Most often than not advice is given by well meaning people with good intentions and other such things that pave the road to trouble. The truth is that advice is like laying the foundation for a rollercoaster, a rollercoaster fo guilt trips:
Well meaning person: “You must not eat spicy food while you are pregnant”
You: “I just ate peri peri chicken and nothing happened”
Well meaning person: “You’ll see”
3 days, and many meals later
You: “ooo I have heartburn”
Well meaning person: “see I told you to stay away from the hot stuff, if you are suffering from heartburn iiiiimagine how your unborn child is feeling”
Now that example is a little silly but it does happen. It happens on more serious issues too. Breast feeding, which nappies you use, which bottle you feed with, if you go back to work or not, if you let your child cry, co-sleep, room share, who looks after your child, taking your child out in public, sterilising, sanitising, socialising…you get the idea.

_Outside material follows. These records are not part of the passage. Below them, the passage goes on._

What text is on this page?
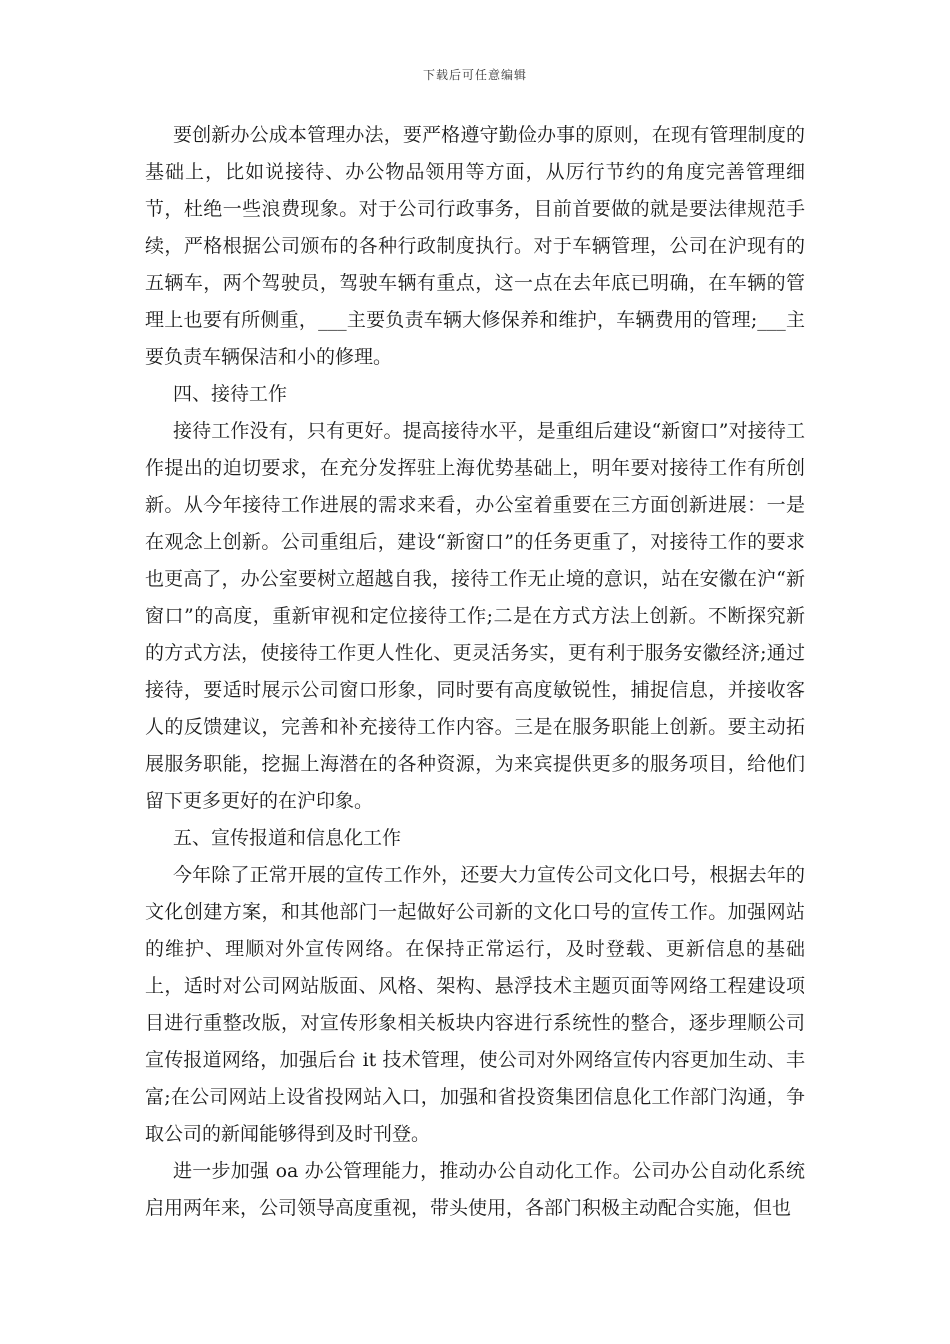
下载后可任意编辑

要创新办公成本管理办法，要严格遵守勤俭办事的原则，在现有管理制度的基础上，比如说接待、办公物品领用等方面，从厉行节约的角度完善管理细节，杜绝一些浪费现象。对于公司行政事务，目前首要做的就是要法律规范手续，严格根据公司颁布的各种行政制度执行。对于车辆管理，公司在沪现有的五辆车，两个驾驶员，驾驶车辆有重点，这一点在去年底已明确，在车辆的管理上也要有所侧重，___主要负责车辆大修保养和维护，车辆费用的管理;___主要负责车辆保洁和小的修理。

四、接待工作

接待工作没有，只有更好。提高接待水平，是重组后建设“新窗口”对接待工作提出的迫切要求，在充分发挥驻上海优势基础上，明年要对接待工作有所创新。从今年接待工作进展的需求来看，办公室着重要在三方面创新进展：一是在观念上创新。公司重组后，建设“新窗口”的任务更重了，对接待工作的要求也更高了，办公室要树立超越自我，接待工作无止境的意识，站在安徽在沪“新窗口”的高度，重新审视和定位接待工作;二是在方式方法上创新。不断探究新的方式方法，使接待工作更人性化、更灵活务实，更有利于服务安徽经济;通过接待，要适时展示公司窗口形象，同时要有高度敏锐性，捕捉信息，并接收客人的反馈建议，完善和补充接待工作内容。三是在服务职能上创新。要主动拓展服务职能，挖掘上海潜在的各种资源，为来宾提供更多的服务项目，给他们留下更多更好的在沪印象。

五、宣传报道和信息化工作

今年除了正常开展的宣传工作外，还要大力宣传公司文化口号，根据去年的文化创建方案，和其他部门一起做好公司新的文化口号的宣传工作。加强网站的维护、理顺对外宣传网络。在保持正常运行，及时登载、更新信息的基础上，适时对公司网站版面、风格、架构、悬浮技术主题页面等网络工程建设项目进行重整改版，对宣传形象相关板块内容进行系统性的整合，逐步理顺公司宣传报道网络，加强后台 it 技术管理，使公司对外网络宣传内容更加生动、丰富;在公司网站上设省投网站入口，加强和省投资集团信息化工作部门沟通，争取公司的新闻能够得到及时刊登。

进一步加强 oa 办公管理能力，推动办公自动化工作。公司办公自动化系统启用两年来，公司领导高度重视，带头使用，各部门积极主动配合实施，但也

So here is my little words of advice that you can choose to follow or not. All I can tell you is that they work, FOR ME and MY CHILD. That’s important, that’s why I used caps for them. Discuss things with your healthcare team too.

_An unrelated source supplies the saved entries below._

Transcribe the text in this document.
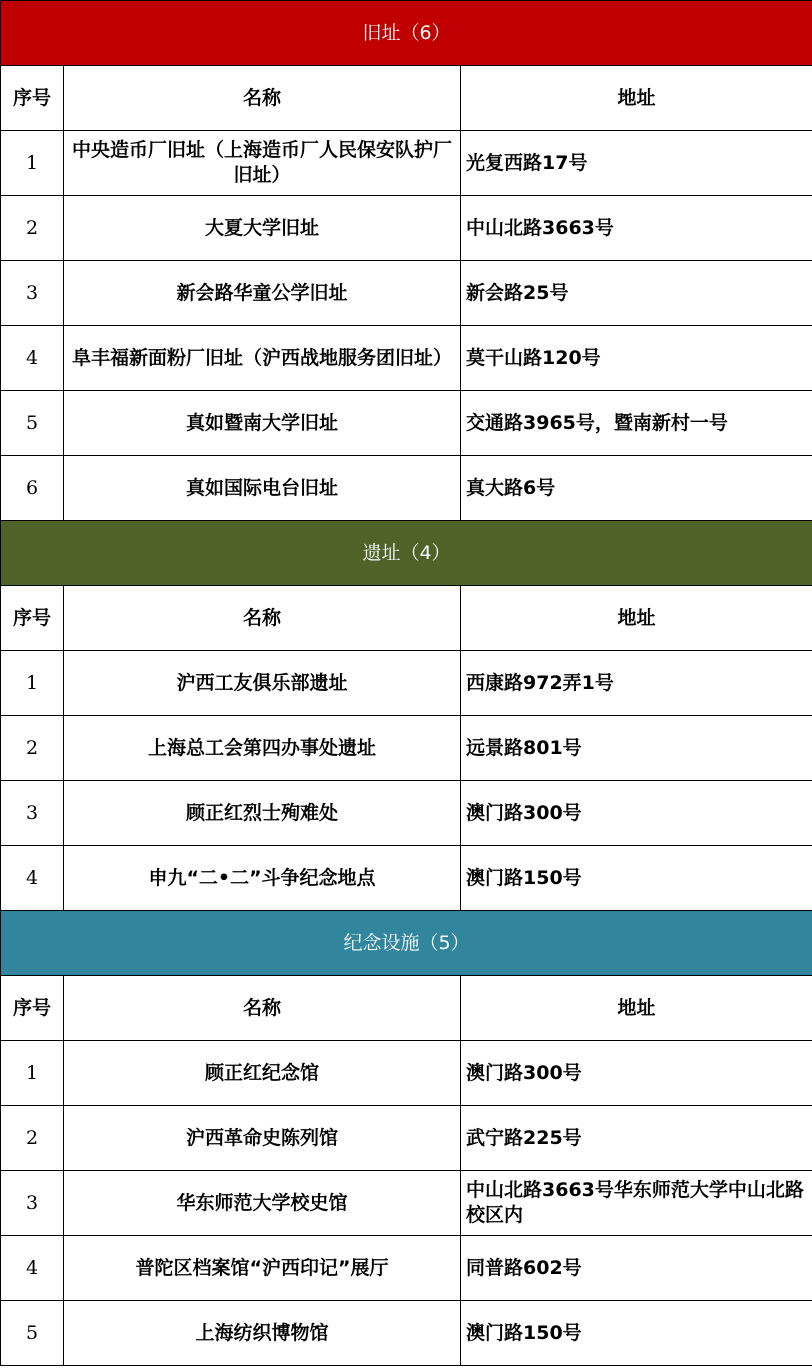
旧址（6）		
序号	名称	地址
1	中央造币厂旧址（上海造币厂人民保安队护厂旧址）	光复西路17号
2	大夏大学旧址	中山北路3663号
3	新会路华童公学旧址	新会路25号
4	阜丰福新面粉厂旧址（沪西战地服务团旧址）	莫干山路120号
5	真如暨南大学旧址	交通路3965号，暨南新村一号
6	真如国际电台旧址	真大路6号
遗址（4）		
序号	名称	地址
1	沪西工友俱乐部遗址	西康路972弄1号
2	上海总工会第四办事处遗址	远景路801号
3	顾正红烈士殉难处	澳门路300号
4	申九“二•二”斗争纪念地点	澳门路150号
纪念设施（5）		
序号	名称	地址
1	顾正红纪念馆	澳门路300号
2	沪西革命史陈列馆	武宁路225号
3	华东师范大学校史馆	中山北路3663号华东师范大学中山北路校区内
4	普陀区档案馆“沪西印记”展厅	同普路602号
5	上海纺织博物馆	澳门路150号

1. Don’t fetch the baboon from behind the mountain
Ignore the “what ifs” and work with what you have, don’t go looking for issues that may or may not happen. Educate yourself of possible incidents (do a first aid course, find out which formulas give constipation, learn massage techniques that relieve wind, etc) but don’t stress about them, enjoy the moment.

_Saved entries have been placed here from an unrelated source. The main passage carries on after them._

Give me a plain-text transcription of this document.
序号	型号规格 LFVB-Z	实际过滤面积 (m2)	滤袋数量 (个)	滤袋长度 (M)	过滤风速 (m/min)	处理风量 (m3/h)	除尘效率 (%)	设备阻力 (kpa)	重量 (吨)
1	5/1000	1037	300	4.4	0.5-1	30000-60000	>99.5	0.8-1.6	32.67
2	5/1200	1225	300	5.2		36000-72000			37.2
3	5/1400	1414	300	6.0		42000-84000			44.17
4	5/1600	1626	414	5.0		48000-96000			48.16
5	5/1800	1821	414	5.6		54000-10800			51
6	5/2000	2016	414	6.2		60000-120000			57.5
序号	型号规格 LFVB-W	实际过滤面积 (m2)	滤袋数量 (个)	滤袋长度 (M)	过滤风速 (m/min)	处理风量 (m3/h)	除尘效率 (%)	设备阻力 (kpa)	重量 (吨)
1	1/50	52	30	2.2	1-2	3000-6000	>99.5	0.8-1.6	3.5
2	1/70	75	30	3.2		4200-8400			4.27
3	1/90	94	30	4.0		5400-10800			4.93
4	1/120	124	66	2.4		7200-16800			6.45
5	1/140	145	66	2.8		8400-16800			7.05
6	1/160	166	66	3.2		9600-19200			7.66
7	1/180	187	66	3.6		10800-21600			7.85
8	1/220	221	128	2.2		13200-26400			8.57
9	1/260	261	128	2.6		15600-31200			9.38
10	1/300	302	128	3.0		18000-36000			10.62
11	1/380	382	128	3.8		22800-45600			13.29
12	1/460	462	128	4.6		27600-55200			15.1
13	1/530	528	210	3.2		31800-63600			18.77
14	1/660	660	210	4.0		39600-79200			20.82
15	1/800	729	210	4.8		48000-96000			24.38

2. Let sleeping dogs and babies lie
If your baby is asleep they are fine. If they have fallen asleep with a full nappy, leave them, waking them up to change a nappy will result in a very long night. If it’s been 4 hours and they are still asleep, don’t wake them to feed them, let them sleep till they are hungry you just need to keep an eye on things like how alert they are when they ARE awake and if they are bright eyed and bushy tailed (and gaining weight) then they are eating enough. There are very few reasons to wake a sleeping child, give yourself that time to relax, you WILL need it.
3. Stressing stresses your baby, RELAX
On hot days, baby will feed more. When they are uncomfortable, they will cry. Some babies are more fussy than others. These are small facts. Breathe, don’t stress. Your baby feels your moods, if you stress, they stress. If you cannot calm down, hand the baby over to some one who is calm. Step outside, go for a run, have a glass of wine. When your head is clear, make the decision you NEED to make to make the stress less, do NOT feel guilty about that decision. Do NOT feel guilty about taking a time-out. Both you and your baby will be happier for it.
4. Get off the rollercoaster, you have nothing to feel guilty about
Feel free to show the guilt-tripper the door even if it’s you. All mothers feel it, we all understand why we do it. Find someone with a more logical point of you, have them hit you over the head repeatedly with said logical point of view until you get it.
5. Take it or leave it, the choice is yours
Advice that is. Mine, you’re mother’s, your grandmother’s, the random person on the street, that guy in the queue to get coffee judging you for drinking caffeine while pregnant, the waitress that glares at you when you are 8 months along and order a glass of wine. You like the advice, file it. If you don’t, nod and smile and ignore or tell them where to shove it.
In the end you do what works for you. Those things that bring about the magical moments.